AI can write the code if you build the right harness.

AI can write the code if you build the right harness.

OpenAI said GPT-5.3 Codex was "the first model instrumental in creating itself."

3 weeks ago we rewrote our entire codebase from scratch, every line written by Codex. It took us 10 days.

Of course, you can't just hand it a prompt and walk away. It will mirror whatever it finds (good patterns and bad patterns alike). If there's bad code, it multiplies it.

So the work changed. I don't really write code anymore. My time is now on building what we call "harnesses" - the system that lets AI write code well.
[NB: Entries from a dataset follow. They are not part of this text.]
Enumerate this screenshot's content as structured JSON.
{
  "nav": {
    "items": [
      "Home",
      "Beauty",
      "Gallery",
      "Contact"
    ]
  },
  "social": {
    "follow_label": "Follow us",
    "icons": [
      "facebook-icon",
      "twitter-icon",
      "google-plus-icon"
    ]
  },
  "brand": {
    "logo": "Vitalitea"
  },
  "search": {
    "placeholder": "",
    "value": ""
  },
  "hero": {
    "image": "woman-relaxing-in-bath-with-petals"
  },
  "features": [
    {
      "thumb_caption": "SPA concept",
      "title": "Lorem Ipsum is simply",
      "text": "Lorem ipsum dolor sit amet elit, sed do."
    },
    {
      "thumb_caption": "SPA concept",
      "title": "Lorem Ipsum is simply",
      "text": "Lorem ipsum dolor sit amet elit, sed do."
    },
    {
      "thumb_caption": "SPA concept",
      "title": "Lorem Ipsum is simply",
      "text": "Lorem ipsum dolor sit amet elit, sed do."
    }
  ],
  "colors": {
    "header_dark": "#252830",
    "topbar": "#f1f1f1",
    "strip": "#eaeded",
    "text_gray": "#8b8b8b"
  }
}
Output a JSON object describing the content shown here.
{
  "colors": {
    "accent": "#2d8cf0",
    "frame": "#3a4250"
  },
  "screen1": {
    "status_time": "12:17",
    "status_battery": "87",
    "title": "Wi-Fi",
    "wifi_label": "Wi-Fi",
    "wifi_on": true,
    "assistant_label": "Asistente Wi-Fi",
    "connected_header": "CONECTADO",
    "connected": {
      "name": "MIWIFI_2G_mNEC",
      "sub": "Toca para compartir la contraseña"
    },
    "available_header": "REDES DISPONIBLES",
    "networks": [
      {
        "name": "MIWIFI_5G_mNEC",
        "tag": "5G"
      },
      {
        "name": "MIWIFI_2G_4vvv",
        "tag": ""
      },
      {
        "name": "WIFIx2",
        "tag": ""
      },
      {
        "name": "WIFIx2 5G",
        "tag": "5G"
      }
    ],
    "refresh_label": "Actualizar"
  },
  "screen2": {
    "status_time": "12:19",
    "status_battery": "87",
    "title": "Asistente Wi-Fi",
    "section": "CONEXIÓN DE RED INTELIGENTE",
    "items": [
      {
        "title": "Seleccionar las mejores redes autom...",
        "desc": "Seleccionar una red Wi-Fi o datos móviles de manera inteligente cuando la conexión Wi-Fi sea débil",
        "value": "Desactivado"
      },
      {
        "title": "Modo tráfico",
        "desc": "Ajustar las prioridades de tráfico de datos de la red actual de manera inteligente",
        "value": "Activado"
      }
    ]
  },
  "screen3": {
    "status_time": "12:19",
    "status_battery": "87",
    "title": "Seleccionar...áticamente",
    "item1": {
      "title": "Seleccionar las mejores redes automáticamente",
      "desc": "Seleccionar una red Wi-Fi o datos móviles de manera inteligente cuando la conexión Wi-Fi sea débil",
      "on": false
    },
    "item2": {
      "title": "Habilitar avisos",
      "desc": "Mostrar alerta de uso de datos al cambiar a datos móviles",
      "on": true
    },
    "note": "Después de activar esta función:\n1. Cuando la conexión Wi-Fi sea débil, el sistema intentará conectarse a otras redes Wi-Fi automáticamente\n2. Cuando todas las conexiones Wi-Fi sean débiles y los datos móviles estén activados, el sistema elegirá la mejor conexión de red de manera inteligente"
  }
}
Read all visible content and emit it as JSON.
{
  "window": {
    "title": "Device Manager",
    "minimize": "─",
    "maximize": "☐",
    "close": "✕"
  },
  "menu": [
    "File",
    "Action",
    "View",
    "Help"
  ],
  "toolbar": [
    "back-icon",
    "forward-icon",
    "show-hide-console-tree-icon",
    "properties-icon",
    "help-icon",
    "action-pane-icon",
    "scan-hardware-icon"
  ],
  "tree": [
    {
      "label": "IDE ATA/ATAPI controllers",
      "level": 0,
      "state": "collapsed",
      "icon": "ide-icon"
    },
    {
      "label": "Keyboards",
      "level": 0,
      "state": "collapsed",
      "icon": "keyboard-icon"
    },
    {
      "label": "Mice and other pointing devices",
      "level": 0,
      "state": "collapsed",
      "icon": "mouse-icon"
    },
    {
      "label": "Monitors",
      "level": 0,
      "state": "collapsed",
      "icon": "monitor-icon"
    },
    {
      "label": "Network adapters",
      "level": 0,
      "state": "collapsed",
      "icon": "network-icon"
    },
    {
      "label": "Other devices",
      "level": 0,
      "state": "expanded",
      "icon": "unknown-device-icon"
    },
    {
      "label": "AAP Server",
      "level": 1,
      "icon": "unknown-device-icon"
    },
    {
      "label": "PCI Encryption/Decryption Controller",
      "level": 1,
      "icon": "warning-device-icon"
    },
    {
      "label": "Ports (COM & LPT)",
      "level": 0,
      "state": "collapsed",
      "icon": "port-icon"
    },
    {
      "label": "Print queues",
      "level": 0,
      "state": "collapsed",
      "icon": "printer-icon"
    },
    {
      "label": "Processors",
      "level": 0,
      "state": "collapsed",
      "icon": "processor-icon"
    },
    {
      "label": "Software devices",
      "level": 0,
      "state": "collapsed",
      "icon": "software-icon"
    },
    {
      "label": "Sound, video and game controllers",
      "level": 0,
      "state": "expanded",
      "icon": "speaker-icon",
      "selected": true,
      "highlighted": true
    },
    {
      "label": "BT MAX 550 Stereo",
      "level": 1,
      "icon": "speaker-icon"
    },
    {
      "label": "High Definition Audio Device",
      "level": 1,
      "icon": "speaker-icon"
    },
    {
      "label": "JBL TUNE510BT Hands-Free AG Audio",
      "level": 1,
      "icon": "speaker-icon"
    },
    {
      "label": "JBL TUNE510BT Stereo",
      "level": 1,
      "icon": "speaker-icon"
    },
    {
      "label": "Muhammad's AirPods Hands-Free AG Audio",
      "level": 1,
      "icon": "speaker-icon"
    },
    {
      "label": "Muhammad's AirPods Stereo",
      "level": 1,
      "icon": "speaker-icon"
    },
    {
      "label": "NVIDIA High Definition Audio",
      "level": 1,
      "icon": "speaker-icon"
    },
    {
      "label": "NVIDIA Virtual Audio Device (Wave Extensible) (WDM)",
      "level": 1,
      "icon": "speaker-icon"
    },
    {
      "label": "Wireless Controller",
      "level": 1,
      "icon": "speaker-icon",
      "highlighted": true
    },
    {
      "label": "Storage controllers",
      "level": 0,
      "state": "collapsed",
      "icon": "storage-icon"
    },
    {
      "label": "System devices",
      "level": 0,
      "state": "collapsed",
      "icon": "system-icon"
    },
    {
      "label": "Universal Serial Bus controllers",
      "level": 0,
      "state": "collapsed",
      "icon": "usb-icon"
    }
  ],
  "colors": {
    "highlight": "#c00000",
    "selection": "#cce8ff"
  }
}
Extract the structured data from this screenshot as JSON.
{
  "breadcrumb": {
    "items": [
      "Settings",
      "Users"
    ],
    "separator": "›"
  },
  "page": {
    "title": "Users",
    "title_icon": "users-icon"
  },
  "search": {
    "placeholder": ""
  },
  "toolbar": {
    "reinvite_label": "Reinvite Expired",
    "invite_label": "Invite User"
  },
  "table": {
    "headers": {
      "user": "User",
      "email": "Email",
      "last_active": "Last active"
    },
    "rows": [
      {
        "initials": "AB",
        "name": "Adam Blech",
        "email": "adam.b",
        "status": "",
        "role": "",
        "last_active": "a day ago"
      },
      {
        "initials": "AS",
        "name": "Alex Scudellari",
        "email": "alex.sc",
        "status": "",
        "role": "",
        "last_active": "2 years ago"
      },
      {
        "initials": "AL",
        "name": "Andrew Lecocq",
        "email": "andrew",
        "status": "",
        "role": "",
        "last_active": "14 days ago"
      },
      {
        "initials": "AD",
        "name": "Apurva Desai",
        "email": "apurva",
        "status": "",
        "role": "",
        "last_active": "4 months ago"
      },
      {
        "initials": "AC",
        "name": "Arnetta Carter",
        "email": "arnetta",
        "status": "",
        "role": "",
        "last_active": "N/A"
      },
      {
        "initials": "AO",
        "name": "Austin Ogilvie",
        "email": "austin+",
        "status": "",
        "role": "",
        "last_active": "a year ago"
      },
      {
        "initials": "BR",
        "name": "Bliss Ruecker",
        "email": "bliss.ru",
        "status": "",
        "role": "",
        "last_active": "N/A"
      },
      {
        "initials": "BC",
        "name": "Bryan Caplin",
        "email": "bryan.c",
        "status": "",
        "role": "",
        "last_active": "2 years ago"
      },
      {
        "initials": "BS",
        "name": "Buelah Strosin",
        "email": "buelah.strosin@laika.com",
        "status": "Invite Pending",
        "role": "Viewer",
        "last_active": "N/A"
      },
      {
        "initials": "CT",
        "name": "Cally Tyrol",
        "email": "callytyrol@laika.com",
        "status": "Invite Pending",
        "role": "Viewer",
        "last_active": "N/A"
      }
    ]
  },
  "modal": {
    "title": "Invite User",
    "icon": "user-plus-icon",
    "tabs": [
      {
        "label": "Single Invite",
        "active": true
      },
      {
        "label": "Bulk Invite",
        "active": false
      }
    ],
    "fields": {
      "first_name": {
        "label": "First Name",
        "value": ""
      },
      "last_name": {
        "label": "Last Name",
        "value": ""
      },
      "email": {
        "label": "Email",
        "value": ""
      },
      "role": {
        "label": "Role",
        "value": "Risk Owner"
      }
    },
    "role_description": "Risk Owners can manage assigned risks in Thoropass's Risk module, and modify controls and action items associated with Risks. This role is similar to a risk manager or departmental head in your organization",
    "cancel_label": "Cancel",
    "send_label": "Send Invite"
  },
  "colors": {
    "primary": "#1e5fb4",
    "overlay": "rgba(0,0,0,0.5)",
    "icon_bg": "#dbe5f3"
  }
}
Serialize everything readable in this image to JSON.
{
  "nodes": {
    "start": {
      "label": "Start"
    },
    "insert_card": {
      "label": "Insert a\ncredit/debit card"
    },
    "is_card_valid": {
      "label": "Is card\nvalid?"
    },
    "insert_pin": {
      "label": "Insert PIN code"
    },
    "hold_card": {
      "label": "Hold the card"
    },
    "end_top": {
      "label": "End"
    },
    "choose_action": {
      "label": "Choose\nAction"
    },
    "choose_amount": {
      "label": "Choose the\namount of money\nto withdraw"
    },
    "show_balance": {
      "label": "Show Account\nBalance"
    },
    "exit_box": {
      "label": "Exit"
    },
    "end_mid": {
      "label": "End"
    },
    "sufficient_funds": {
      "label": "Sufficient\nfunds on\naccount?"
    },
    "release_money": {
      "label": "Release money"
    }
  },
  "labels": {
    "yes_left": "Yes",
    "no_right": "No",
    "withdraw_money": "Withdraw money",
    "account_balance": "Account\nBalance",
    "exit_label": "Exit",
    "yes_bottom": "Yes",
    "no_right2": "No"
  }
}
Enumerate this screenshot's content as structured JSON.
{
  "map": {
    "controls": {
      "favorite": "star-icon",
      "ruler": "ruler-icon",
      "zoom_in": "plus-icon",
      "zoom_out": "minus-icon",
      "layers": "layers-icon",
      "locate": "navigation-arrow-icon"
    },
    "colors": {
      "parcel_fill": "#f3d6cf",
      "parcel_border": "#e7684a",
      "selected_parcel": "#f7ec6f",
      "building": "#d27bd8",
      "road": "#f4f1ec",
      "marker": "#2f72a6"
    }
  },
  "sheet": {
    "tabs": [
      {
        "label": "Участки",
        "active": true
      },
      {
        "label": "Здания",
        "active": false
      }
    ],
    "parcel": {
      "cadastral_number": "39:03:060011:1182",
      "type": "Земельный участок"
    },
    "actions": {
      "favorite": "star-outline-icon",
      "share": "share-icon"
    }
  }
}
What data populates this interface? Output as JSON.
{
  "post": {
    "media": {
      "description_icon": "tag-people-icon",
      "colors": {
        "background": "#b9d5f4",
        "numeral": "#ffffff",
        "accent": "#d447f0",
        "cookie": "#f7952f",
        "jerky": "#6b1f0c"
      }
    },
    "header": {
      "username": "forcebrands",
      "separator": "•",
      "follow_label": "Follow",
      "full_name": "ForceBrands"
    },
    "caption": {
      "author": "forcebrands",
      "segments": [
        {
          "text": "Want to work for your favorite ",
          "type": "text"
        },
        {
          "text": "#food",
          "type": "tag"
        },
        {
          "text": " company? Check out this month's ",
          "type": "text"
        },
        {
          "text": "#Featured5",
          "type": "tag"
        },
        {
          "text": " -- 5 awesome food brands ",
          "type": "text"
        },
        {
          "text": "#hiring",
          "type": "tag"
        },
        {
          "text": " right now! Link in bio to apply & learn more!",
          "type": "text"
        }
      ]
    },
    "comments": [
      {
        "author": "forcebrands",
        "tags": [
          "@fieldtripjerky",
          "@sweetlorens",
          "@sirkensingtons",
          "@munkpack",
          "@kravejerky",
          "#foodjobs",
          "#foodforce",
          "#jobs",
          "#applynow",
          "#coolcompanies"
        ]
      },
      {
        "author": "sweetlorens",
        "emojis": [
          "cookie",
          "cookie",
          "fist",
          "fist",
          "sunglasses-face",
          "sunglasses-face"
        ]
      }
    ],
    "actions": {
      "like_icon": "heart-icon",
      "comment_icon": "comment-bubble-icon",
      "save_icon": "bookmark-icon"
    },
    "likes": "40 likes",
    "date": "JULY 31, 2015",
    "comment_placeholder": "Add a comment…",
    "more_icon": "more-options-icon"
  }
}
Some of what's worked for us:

  • Never touch the code yourself. If the agent gets something wrong, fix the prompt, not the output. The moment you intervene manually you break the loop it's learning from.
  • Write docs in plain markdown and point the agent to them. This ends up being faster than explaining things verbally or pointing to an external resource, and your team can reference them too.
  • Get the reference codebase clean early. The agent copies what it sees, so if sloppy patterns exist on day one, they'll be everywhere by day ten.
  • E2E tests that simulate real user sessions. Unit tests and evals on everything.
  • Garbage collection: have the agent clean up after itself. We regularly ask it to refactor, remove dead code, simplify.
  • Strong typing end-to-end, no exceptions.

We run AI-native customer support at 14.ai, and the harness thinking applies there in the exact same way.

The pattern is the same whether it's code or customer conversations:

You build guardrails around it, test it against real conversations, clean up edge cases as they come in, and let AI handle the volume while humans keep refining the system.

Anyone else have harness advice that works exceptionally well?